How to implement this?
 - Calc should open a bi-directional pipeline to gawk (gawk supports this)
 - the gawk script should be written and saved as a macro/script (therefore one
additional level of automation)
 - IF no FieldSeparator (FS) or RecordSeparator (RS) are specified in the
BEGIN-section of the gawk script, Calc should set some default values, which
should be also used to split (join) the Cells and Rows in the worksheet when
pipelining the data stream into gawk
 - these same values (FS & RS) should be used to split the data back into cells
when importing the processed data back into Calc (through the bi-di pipeline).

2.) the second use of gawk is obviously in Writer.

The advantages of gawk are again versatility and suitability for complex tasks
and automation, but also its speed.

The implementation should be similar to that described previously, with the
exception that RS should delimit paragraphs while FS should be left default
(=space).

An advanced feature would be to implement 2 modes for Writer to parse the text:
 - as plain text (no formatting, just splitting into paragraphs)
 - as xml-tagged text for more advanced processing (include text
styles/formatting, but not as comprehensive as in the saved file)

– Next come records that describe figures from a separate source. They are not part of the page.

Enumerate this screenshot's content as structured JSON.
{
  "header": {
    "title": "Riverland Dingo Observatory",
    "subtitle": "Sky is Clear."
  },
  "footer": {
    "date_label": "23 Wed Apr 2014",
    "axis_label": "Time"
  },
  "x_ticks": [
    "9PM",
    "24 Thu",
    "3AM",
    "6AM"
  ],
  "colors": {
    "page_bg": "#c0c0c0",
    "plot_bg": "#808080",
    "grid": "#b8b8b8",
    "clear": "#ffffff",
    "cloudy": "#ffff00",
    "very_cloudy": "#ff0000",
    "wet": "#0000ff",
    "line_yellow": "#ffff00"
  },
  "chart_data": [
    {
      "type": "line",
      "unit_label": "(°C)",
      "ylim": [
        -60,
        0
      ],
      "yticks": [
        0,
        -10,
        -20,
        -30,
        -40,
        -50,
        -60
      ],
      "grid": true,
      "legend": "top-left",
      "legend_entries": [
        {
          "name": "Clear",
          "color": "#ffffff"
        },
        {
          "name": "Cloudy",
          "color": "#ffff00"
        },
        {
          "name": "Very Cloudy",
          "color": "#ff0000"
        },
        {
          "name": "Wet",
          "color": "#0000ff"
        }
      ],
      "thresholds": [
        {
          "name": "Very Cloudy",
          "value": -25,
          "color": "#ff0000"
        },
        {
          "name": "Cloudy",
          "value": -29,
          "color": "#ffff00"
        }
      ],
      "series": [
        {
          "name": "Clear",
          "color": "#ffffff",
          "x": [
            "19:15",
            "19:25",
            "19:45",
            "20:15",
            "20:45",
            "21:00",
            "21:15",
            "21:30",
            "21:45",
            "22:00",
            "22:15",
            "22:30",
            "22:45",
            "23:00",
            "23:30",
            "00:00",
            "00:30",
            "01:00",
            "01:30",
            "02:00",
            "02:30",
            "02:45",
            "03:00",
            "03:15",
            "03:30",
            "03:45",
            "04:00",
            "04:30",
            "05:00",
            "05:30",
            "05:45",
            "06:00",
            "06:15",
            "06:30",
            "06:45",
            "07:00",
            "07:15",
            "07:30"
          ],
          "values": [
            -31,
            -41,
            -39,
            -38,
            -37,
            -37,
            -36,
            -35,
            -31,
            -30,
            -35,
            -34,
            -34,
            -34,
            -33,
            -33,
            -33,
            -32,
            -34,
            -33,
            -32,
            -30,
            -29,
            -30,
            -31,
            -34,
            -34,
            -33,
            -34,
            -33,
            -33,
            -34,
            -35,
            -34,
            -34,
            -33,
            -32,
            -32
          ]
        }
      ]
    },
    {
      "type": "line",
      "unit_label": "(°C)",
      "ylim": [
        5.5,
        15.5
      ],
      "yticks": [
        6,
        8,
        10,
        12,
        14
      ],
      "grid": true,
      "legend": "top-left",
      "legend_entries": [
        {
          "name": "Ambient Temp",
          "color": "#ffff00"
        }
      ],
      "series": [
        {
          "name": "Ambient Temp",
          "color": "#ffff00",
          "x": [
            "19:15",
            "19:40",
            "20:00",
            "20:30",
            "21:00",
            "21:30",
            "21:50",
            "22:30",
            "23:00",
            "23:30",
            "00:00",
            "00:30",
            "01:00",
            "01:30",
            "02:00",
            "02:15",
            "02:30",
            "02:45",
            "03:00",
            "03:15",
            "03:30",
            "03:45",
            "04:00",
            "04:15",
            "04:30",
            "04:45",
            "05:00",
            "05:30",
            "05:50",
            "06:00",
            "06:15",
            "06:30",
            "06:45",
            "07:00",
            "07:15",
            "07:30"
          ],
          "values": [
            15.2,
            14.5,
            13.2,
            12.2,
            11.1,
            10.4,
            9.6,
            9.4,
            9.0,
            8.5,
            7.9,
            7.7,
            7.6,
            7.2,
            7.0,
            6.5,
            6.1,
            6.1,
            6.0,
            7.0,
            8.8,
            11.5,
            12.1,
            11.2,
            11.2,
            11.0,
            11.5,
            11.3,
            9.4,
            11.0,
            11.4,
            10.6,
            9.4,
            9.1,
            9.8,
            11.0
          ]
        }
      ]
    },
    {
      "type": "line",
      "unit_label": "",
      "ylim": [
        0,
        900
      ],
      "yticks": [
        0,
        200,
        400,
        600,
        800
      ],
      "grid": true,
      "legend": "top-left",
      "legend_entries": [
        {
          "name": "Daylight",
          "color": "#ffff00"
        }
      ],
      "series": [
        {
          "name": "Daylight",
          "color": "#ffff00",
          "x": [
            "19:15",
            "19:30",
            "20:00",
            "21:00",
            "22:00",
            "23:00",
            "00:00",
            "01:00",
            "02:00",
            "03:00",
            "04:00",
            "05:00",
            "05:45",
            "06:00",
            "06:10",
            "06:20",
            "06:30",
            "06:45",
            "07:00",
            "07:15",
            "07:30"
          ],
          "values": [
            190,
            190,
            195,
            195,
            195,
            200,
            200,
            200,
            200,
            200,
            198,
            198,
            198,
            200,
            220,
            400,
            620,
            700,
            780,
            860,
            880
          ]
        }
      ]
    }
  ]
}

Comment 1 frank 2006-06-30 10:35:30 UTC

As enhancement re-assigned to requirements

Comment 2 discoleo 2006-06-30 11:22:57 UTC

EXAMPLE OF GAWK USE

Here is a real-life example showing the usefulness of gawk/awk:

I worked recently on a patient DB and wanted to create some dummy variables for
the hospital unit (patient category).

GAWK SCRIPT
($1 contains the input - the hospital unit)
$2 = 0 # neurosurgery vs non-neurosurgery
$3 = 0 # neurology vs non-neurology
$4 = 0 # general surgery vs non-surgery
$5 = 0 # internal maedicine vs non-im
$6 = 1 # ERROR var, if unknown abreviation

$0 = tolower($0)

# NEUROSURGERY
/nch/ {$2 = 1, $6 = 0 }

# Neurology
/^n$|^ne/ {$3 = 1, $6 =0 }

# General Surgery
/^ch/ {$4 = 1, $6 =0 }

# INTERNAL MEDICINE
/mi|end|nut/ {$5 = 1, $6 =0 }

print $0 >> 'out-file'

### END SCRIPT

 - this simple script does exactly what I wanted in a very simple fashion,
AND
 - it took me less than 5 minutes to write it!!!

The execution is almost instantly even on big files (~1 MB text file).

Unfortunately, I didn't manage to get this same thing done using only Calc's
functionality. (One reason is the problem with the find() function described
previously; this severe limitation of Calc hampers any serious work with strings.)